View how the warehouse line of credit works


Risks

Risk of Repurchase:

When a mortgage banker closes loans in its own name, it assumes greater responsibility for the quality of the mortgage. Although repurchase risks can be reduced through diligent underwriting and quality control, some repurchases may be unavoidable. Should this happen, the mortgage banker will need enough cash in order to repurchase the loan. Mortgage warehouse lenders look for liquidity (cash & cash equivalents) in your company during the approval process.

Market Risk:

Mortgage bankers may hold loans in their warehouse line for a maximum of 60 days, although their average "turn time" must be considerably less than 60 days. During that period, interest rates may fluctuate and the price the investor may pay for a loan may move significantly up or down.

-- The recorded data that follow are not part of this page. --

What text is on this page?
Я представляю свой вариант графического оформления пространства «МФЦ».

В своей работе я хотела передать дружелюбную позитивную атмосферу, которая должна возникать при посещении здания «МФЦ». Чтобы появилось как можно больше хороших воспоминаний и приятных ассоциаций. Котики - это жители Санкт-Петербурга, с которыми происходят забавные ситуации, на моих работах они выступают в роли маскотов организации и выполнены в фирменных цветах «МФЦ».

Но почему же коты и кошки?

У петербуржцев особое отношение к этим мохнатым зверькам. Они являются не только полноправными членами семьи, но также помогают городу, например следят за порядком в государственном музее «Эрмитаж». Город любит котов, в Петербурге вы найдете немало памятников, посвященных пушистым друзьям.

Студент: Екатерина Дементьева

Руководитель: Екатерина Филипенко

That is why it is mandatory that the mortgage banker locks its loans with the investor, prior to requesting funding proceeds from its warehouse lender.

Investor Risk:

Purchase commitments are not always iron clad. You need to develop good relationships with several investors.

Fraud Risk:

Risk of fraud is ever present. As a mortgage banker, you will need to employ application screening and quality control procedures that significantly mitigate the risk of fraud.

Overhead Commitment:

As a mortgage banker, you may need to hire additional staff for funding, warehousing, secondary marketing and accounting. Such additional expenses should be taken into consideration.